We live in the central Great Plains. This is an area that has evolved with changing seasons. We have four seasons every year. Granted, it sometimes feels like two major seasons of about six months in length and two minor seasons about two days long each. But if you really evaluate the data we do have four seasons. Cold weather, at times brutally cold weather, is to be expected and when we don’t have winters with cold weather we can have other problems.

The first thing that a lot of you summer lovers are going to say is, "Look at Texas and Florida and California. They don’t have cold weather and they get along just fine!" Yes, and they don’t live in the central Great Plains. And if you want Fire Ants, Africanized Honey Bees and Kudzu we can get rid of winter.

The natural world around us is dictated by the weather. The plants that we grow here have to be able to survive 20 below zero and 110 above zero. They have to tolerate a year with 50+ (1993) inches of rain, and a year with less than 20 inches of rain (1988). And if the absolute extremes don’t kill those plants, then they also have to survive temperature swings of over 80 degrees in 72 hours (Jan 31 - Feb 2, 1989). The weather can be brutal, it can be savage, but we need it!

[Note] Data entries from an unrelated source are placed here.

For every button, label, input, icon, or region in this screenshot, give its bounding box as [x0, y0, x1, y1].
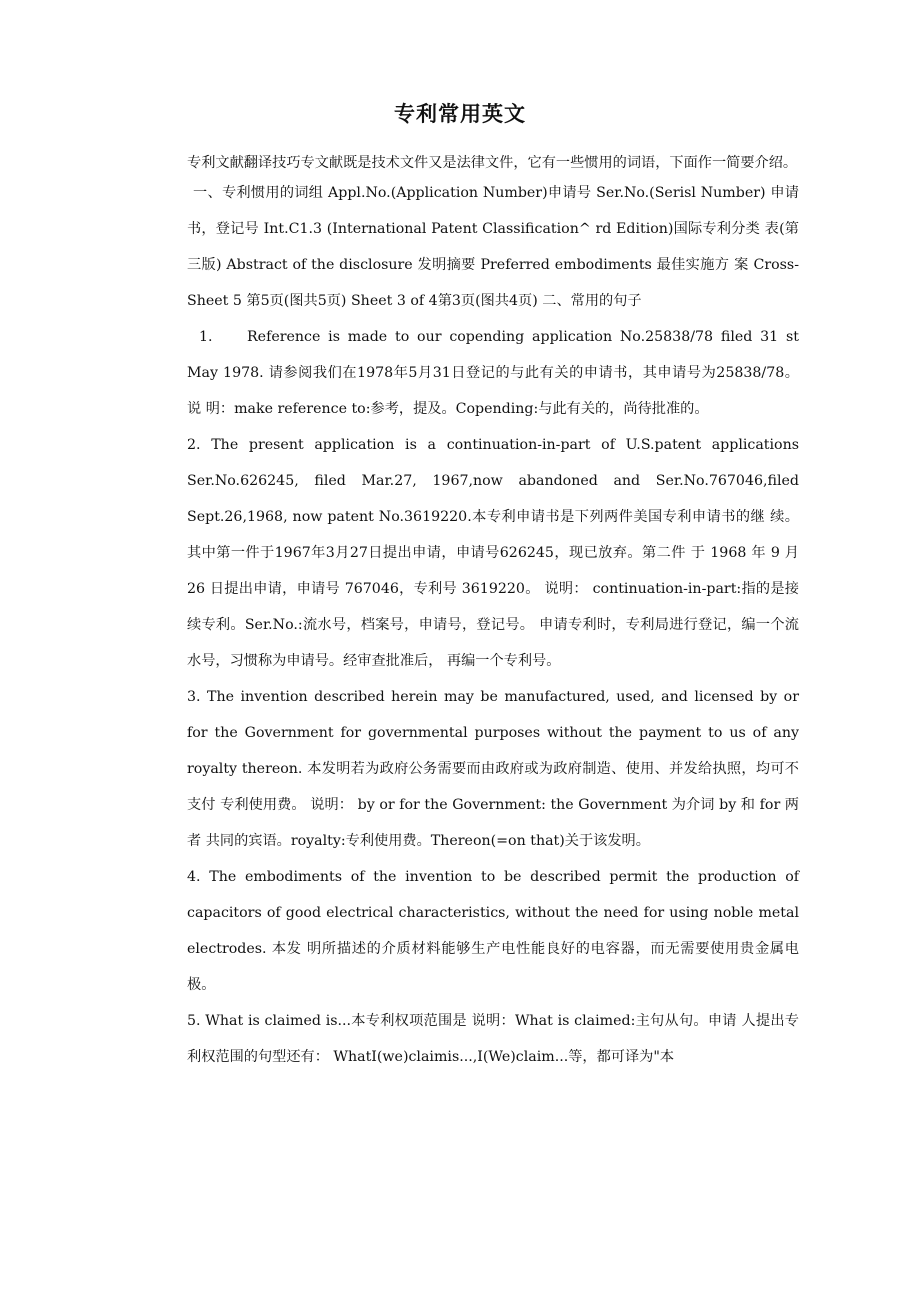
- sentence-item-2: 2. The present application is a continuation-in-part of U.S.patent applications Ser.No.626245, filed Mar.27, 1967,now abandoned and Ser.No.767046,filed Sept.26,1968, now patent No.3619220.本专利申请书是下列两件美国专利申请书的继 续。其中第一件于1967年3月27日提出申请，申请号626245，现已放弃。第二件 于 1968 年 9 月 26 日提出申请，申请号 767046，专利号 3619220。 说明： continuation-in-part:指的是接续专利。Ser.No.:流水号，档案号，申请号，登记号。 申请专利时，专利局进行登记，编一个流水号，习惯称为申请号。经审查批准后， 再编一个专利号。: [187, 437, 799, 669]
- sentence-item-3: 3. The invention described herein may be manufactured, used, and licensed by or for the Government for governmental purposes without the payment to us of any royalty thereon. 本发明若为政府公务需要而由政府或为政府制造、使用、并发给执照，均可不支付 专利使用费。 说明： by or for the Government: the Government 为介词 by 和 for 两者 共同的宾语。royalty:专利使用费。Thereon(=on that)关于该发明。: [187, 689, 799, 849]
- item-1-number: 1.: [199, 329, 213, 345]
- item-1-text: Reference is made to our copending application No.25838/78 filed 31 st May 1978. 请参阅我们在1978年5月31日登记的与此有关的申请书，其申请号为25838/78。 说 明：make reference to:参考，提及。Copending:与此有关的，尚待批准的。: [187, 329, 799, 417]
- sentence-item-5: 5. What is claimed is...本专利权项范围是 说明：What is claimed:主句从句。申请 人提出专利权范围的句型还有： WhatI(we)claimis...,I(We)claim...等，都可译为"本: [187, 1013, 799, 1065]
- intro-paragraph: 专利文献翻译技巧专文献既是技术文件又是法律文件，它有一些惯用的词语，下面作一简要介绍。: [187, 155, 798, 171]
- document-body: [187, 152, 799, 1075]
- page-title: 专利常用英文: [394, 101, 526, 126]
- section-phrases-paragraph: 一、专利惯用的词组 Appl.No.(Application Number)申请号 Ser.No.(Serisl Number) 申请书，登记号 Int.C1.3 (International Patent Classification^ rd Edition)国际专利分类 表(第三版) Abstract of the disclosure 发明摘要 Preferred embodiments 最佳实施方 案 Cross-Sheet 5 第5页(图共5页) Sheet 3 of 4第3页(图共4页) 二、常用的句子: [187, 185, 799, 309]
- sentence-item-1: [187, 319, 799, 427]
- sentence-item-4: 4. The embodiments of the invention to be described permit the production of capacitors of good electrical characteristics, without the need for using noble metal electrodes. 本发 明所描述的介质材料能够生产电性能良好的电容器，而无需要使用贵金属电极。: [187, 869, 799, 993]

Kansas is not known as a big fruit producing state. In fact it is a real challenge to try to grow a home orchard in Kansas that actually produces fruit. Our rapidly changing weather is the big problem. But many fruit trees, especially peaches, require a certain amount of cold weather (it is referred to as chilling) before they’ll flower and set fruit. Many of our wonderful spring flowering bulbs, tulips, daffodils, etc., must have a winter cold treatment before they’ll bloom. If you go to Florida, southern Texas and southern California you won’t see the spring flowering bulbs that you do here in the Great Plains.

Kansas does grow wheat though. We grow winter wheat and lots of it. We don’t grow spring wheat because the weather normally turns hot and dry too soon and the seeds shrivel in the head. So we grow winter wheat (hard red, soft red and hard white). These varieties of wheat need a cold treatment, in wheat it is called vernalization, to stimulate them to switch from vegetative growth to reproductive growth..

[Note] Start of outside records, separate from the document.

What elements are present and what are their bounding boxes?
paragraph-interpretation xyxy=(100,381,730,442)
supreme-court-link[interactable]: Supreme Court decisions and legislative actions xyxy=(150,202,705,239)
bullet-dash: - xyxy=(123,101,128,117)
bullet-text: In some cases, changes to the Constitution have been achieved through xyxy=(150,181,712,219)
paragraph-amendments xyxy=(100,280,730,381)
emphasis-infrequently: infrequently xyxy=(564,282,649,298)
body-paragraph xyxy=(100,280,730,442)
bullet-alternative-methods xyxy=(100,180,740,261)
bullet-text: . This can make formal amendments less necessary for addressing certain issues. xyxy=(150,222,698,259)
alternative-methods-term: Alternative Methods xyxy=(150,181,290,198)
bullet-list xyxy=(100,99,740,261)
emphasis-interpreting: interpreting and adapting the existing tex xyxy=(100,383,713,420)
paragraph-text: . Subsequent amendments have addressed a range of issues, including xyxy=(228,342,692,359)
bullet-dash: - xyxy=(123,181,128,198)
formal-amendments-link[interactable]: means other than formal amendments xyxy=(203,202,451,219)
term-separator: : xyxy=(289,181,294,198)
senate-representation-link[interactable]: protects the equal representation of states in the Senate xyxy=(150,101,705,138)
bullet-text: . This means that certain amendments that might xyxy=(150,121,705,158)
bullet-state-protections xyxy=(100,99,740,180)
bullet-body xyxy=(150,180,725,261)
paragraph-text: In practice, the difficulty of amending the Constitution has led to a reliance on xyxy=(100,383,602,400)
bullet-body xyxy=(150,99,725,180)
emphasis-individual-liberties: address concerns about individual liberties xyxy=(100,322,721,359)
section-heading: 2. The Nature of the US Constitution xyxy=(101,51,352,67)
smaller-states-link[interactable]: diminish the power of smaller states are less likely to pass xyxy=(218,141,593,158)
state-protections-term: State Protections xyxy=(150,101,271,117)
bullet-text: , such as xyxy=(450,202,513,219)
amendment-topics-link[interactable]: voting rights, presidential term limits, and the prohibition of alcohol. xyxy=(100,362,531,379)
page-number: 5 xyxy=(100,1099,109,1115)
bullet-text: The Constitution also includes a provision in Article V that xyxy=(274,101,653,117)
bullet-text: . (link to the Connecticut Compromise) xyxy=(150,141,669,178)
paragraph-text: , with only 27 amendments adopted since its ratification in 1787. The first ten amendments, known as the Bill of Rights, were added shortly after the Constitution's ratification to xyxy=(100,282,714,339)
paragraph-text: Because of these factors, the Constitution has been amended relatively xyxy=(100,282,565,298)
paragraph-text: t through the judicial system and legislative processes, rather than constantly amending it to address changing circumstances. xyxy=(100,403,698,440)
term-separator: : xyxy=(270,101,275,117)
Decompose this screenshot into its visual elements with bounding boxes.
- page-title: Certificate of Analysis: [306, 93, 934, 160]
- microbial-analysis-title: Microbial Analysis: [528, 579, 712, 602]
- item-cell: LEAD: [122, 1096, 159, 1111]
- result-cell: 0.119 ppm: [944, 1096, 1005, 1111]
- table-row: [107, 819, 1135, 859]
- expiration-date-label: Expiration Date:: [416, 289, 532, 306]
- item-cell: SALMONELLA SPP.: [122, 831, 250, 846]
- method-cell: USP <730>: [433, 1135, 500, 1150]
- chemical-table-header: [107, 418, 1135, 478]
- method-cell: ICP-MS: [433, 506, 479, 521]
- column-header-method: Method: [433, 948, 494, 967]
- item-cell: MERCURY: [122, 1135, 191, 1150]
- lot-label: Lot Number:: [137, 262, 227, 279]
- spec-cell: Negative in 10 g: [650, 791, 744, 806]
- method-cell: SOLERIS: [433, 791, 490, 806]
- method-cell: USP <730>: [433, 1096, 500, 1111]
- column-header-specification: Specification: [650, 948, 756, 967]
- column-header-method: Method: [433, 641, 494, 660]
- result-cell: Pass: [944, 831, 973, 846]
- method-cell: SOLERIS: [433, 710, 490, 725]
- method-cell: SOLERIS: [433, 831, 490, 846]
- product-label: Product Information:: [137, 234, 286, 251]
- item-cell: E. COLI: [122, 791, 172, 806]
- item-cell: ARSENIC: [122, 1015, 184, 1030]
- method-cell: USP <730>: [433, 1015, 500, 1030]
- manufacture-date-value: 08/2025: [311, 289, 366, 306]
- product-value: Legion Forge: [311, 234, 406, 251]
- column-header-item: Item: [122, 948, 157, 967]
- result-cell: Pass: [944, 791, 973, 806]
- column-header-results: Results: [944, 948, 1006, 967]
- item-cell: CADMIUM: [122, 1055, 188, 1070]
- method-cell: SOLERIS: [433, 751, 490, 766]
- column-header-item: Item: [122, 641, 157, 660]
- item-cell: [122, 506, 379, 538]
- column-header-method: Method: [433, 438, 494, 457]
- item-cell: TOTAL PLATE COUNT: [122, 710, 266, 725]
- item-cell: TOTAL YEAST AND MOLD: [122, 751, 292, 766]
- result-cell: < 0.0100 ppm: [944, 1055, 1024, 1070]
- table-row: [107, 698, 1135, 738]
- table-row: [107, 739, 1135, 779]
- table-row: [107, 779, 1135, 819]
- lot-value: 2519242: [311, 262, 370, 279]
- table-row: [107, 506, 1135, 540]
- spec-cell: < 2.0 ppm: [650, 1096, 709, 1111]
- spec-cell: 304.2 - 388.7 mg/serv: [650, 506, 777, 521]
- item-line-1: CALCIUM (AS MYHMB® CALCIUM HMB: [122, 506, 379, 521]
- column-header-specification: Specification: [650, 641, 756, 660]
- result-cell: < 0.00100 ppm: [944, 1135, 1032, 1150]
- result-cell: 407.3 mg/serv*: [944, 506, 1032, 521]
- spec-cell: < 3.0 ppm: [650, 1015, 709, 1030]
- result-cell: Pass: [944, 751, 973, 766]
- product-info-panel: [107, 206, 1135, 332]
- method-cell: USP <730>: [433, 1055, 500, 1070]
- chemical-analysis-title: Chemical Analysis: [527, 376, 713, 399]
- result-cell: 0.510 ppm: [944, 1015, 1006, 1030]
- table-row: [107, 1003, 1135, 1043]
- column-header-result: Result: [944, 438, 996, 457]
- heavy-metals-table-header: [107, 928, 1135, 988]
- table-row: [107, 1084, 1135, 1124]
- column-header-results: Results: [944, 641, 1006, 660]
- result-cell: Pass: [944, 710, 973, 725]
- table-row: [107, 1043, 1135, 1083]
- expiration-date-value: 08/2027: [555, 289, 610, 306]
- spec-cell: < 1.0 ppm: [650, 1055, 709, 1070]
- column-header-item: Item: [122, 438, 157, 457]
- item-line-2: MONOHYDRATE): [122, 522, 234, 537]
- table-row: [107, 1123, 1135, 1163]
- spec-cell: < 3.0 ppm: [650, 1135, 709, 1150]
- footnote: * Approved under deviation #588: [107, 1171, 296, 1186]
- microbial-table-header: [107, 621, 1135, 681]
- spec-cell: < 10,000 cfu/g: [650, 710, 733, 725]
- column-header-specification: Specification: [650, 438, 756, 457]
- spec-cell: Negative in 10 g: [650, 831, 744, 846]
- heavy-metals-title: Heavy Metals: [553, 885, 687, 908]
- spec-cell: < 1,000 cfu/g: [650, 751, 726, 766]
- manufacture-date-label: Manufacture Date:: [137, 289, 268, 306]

Cold weather also helps keep a lot of weedy plants or potential weedy plants from being a problem, or as big of a problem. If you’ve ever seen Kudzu vine in the south, you know that it is a weed that can make musk thistle and bindweed look tame. We don’t have it around here because it simply won’t survive the cold weather. Many of our insects and plant diseases are kept in check by cold weather. And the best thing to hope for is a winter with lots of temperature swings. It may be hard on us and hard on livestock, but it’s also death on hibernating insects.

We also need cold weather for the soils. Freezing and thawing (along with wetting and drying) move the ground and help reduce problems from the soil compaction that comes with too much activity on wet soil.

Cold weather may be despised by many people, but it is an absolute necessity for the natural world in Kansas. Layer on the clothing, button up your coat, pull the stocking cap down snug and think about all that we wouldn’t have without the winter!